3- For most people it is necessary to reduce at least 10 to 15% of body weight in order to put diabetes into remission. Note that generally when one completely excludes juices and sweetened drinks, banana and wheat in all its forms (flour, cookies, bread, noodles, etc.) the weight loss is immediate. For most people you do not have to ask patients to eat less food ... simply insist that they eat vegetables, fish, turkey and eggs but NO sweetened beverages or bread and other flour products.
When one consumes less than 20 grams of carbohydrates in a meal, the catabolism of fatty acids, known as ketosis begins. In the beginning, beans and fruits (except lemon juice) are omitted so that it is easier to achieve this goal of less than 20 grams of carbohydrate. Once, the weight loss has been achieved, modest amounts of beans can be eaten as well as fruits that are not bananas. Eating more than 20 grams of carbohydrate at one time is more than enough to stop the catabolism of fatty acids and eliminate the weight loss that is necessary for a long-lasting cure. As it is about burning fat, remember that the process of metabolizing fat produces ketosis, and in the first few days a person may feel a bit of nausea and should drink enough water for the acetone to come out in the urine. Weight loss is essential so that the disease does not return, but it must be easy if the diet is rigorously followed.
4- It is necessary to have objective evidence of progress. For example, the diabetic or pre-diabetic should weigh themselves regularly, if possible every day, to see how they are progressing in terms of the goal of weight loss to achieve a body mass index of 25. Post- prandial glucose should be measured with fingerstick glucometry 90 minutes after meals so that the patient can verify which are the foods that most raise the glucose level.
Generally post-prandial glucose peaks should be routinely measured 90 minutes after meals with a glucometer.
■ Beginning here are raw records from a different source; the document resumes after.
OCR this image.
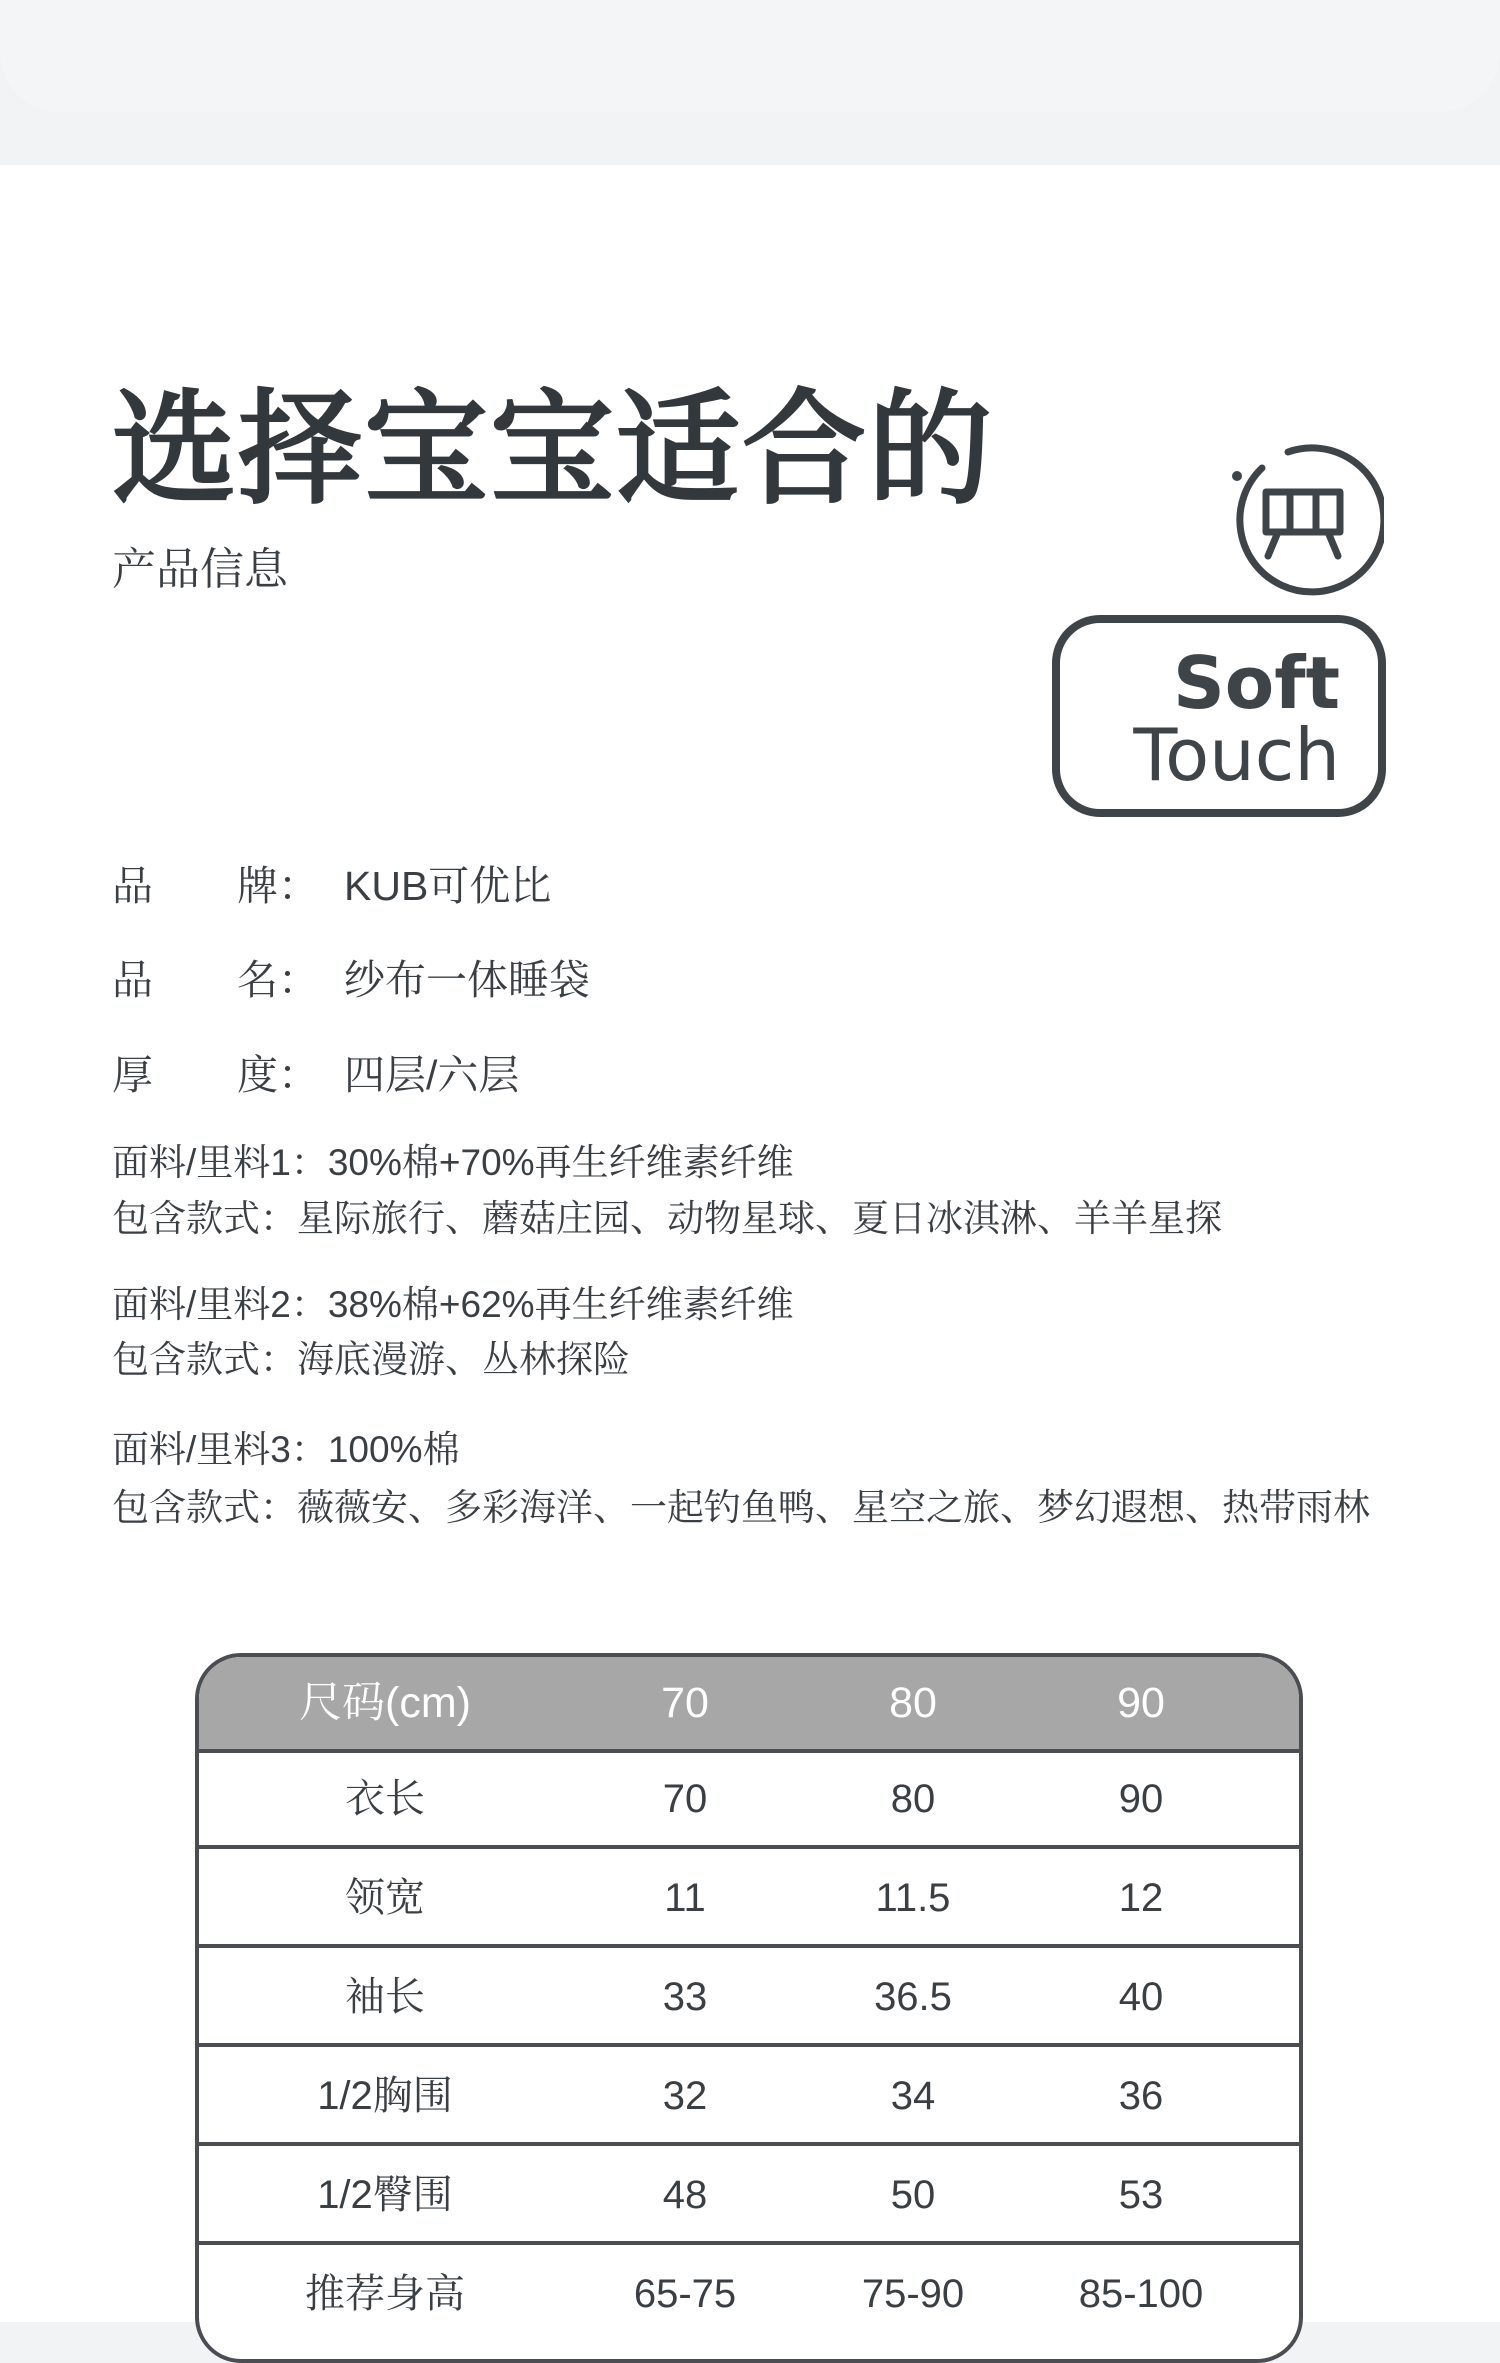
选择宝宝适合的
产品信息
Soft
Touch
品 牌： KUB可优比
品 名： 纱布一体睡袋
厚 度： 四层/六层
面料/里料1：30%棉+70%再生纤维素纤维
包含款式：星际旅行、蘑菇庄园、动物星球、夏日冰淇淋、羊羊星探
面料/里料2：38%棉+62%再生纤维素纤维
包含款式：海底漫游、丛林探险
面料/里料3：100%棉
包含款式：薇薇安、多彩海洋、一起钓鱼鸭、星空之旅、梦幻遐想、热带雨林
尺码(cm)	70	80	90
衣长	70	80	90
领宽	11	11.5	12
袖长	33	36.5	40
1/2胸围	32	34	36
1/2臀围	48	50	53
推荐身高	65-75	75-90	85-100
The goal is to verify that the glucose after eating food is below 140 mg/dL. If there is no consumption of wheat and flour, juices and sweetened drinks or bananas, it is likely that the glucose level will be acceptable.. Medications for diabetes are more appropriate for people who refuse to make dietary modifications. Even tiny amounts of bread will derail dietary efforts completely due to the Amylopectin A content in wheat. When it comes to wheat one should not instruct people to eat "just a little bit". If you add the carbohydrates of the foods in the table you will notice that a piece of bread or a cookie has more carbohydrates than a whole day of chicken, fish, eggs and turkey. By drastically reducing starch intake, glucose and triglyceride levels will drop, in addition to weight.
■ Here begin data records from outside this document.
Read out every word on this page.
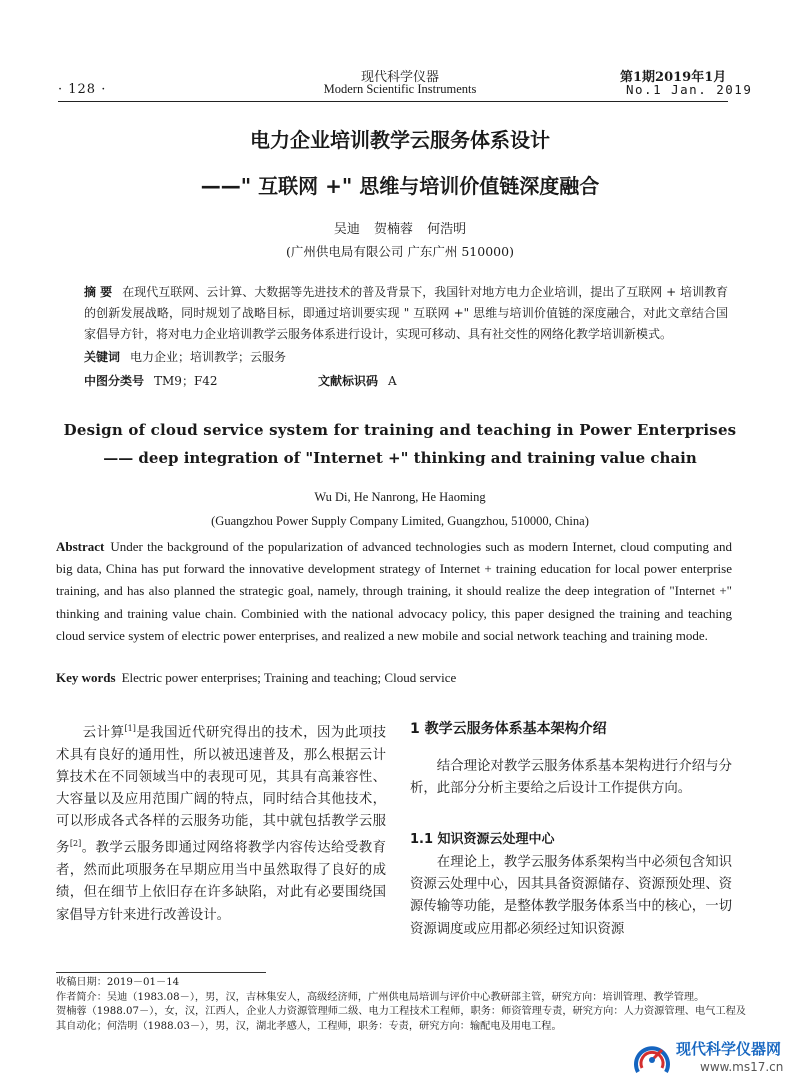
· 128 ·
现代科学仪器
Modern Scientific Instruments
第1期2019年1月
No.1 Jan. 2019
电力企业培训教学云服务体系设计
——" 互联网 +" 思维与培训价值链深度融合
吴迪 贺楠蓉 何浩明
(广州供电局有限公司 广东广州 510000)
摘 要 在现代互联网、云计算、大数据等先进技术的普及背景下，我国针对地方电力企业培训，提出了互联网 + 培训教育的创新发展战略，同时规划了战略目标，即通过培训要实现 " 互联网 +" 思维与培训价值链的深度融合，对此文章结合国家倡导方针，将对电力企业培训教学云服务体系进行设计，实现可移动、具有社交性的网络化教学培训新模式。
关键词 电力企业；培训教学；云服务
中图分类号 TM9；F42	文献标识码 A
Design of cloud service system for training and teaching in Power Enterprises
—— deep integration of "Internet +" thinking and training value chain
Wu Di, He Nanrong, He Haoming
(Guangzhou Power Supply Company Limited, Guangzhou, 510000, China)
Abstract Under the background of the popularization of advanced technologies such as modern Internet, cloud computing and big data, China has put forward the innovative development strategy of Internet + training education for local power enterprise training, and has also planned the strategic goal, namely, through training, it should realize the deep integration of "Internet +" thinking and training value chain. Combinied with the national advocacy policy, this paper designed the training and teaching cloud service system of electric power enterprises, and realized a new mobile and social network teaching and training mode.
Key words Electric power enterprises; Training and teaching; Cloud service
云计算[1]是我国近代研究得出的技术，因为此项技术具有良好的通用性，所以被迅速普及，那么根据云计算技术在不同领域当中的表现可见，其具有高兼容性、大容量以及应用范围广阔的特点，同时结合其他技术，可以形成各式各样的云服务功能，其中就包括教学云服务[2]。教学云服务即通过网络将教学内容传达给受教育者，然而此项服务在早期应用当中虽然取得了良好的成绩，但在细节上依旧存在许多缺陷，对此有必要围绕国家倡导方针来进行改善设计。
1 教学云服务体系基本架构介绍
结合理论对教学云服务体系基本架构进行介绍与分析，此部分分析主要给之后设计工作提供方向。
1.1 知识资源云处理中心
在理论上，教学云服务体系架构当中必须包含知识资源云处理中心，因其具备资源储存、资源预处理、资源传输等功能，是整体教学服务体系当中的核心，一切资源调度或应用都必须经过知识资源
收稿日期：2019－01－14
作者简介：吴迪（1983.08－），男，汉，吉林集安人，高级经济师，广州供电局培训与评价中心教研部主管，研究方向：培训管理、教学管理。
贺楠蓉（1988.07－），女，汉，江西人，企业人力资源管理师二级、电力工程技术工程师，职务：师资管理专责，研究方向：人力资源管理、电气工程及其自动化；何浩明（1988.03－），男，汉，湖北孝感人，工程师，职务：专责，研究方向：输配电及用电工程。
现代科学仪器网
www.ms17.cn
Why not just take insulin instead instead of changing diet?
For persons who still produce adequate quantities of insulin, adding additional exogenous insulin carries significant health risks. Excess insulin increases obesity, increases cancer risk and worsens hypertension through increased sodium reabsorption in the kidney. The use of endogenous insulin should be confined to individuals with hyperglycemia who have type 1 diabetes, who are significantly underweight, or who have medical emergencies.
When does the diet not work?
It is important to understand that no diet can be effective if one is taking steroid medications, since glucocorticoid medications (prednisone, prednisolone, dexamethasone, betamethasone etc) increase levels of serum glucose. Hydrochlorthiazide diuretics may also raise serum glucose slightly.
It is also important to understand that during the process of lypolysis one of the byproducts is LDL cholesterol. A marked elevation of LDL cholesterol from one's own fat is transient and always occurs during periods of fasting or weight loss. When the weight stabilizes, the LDL cholesterol level stabilizes at normal levels.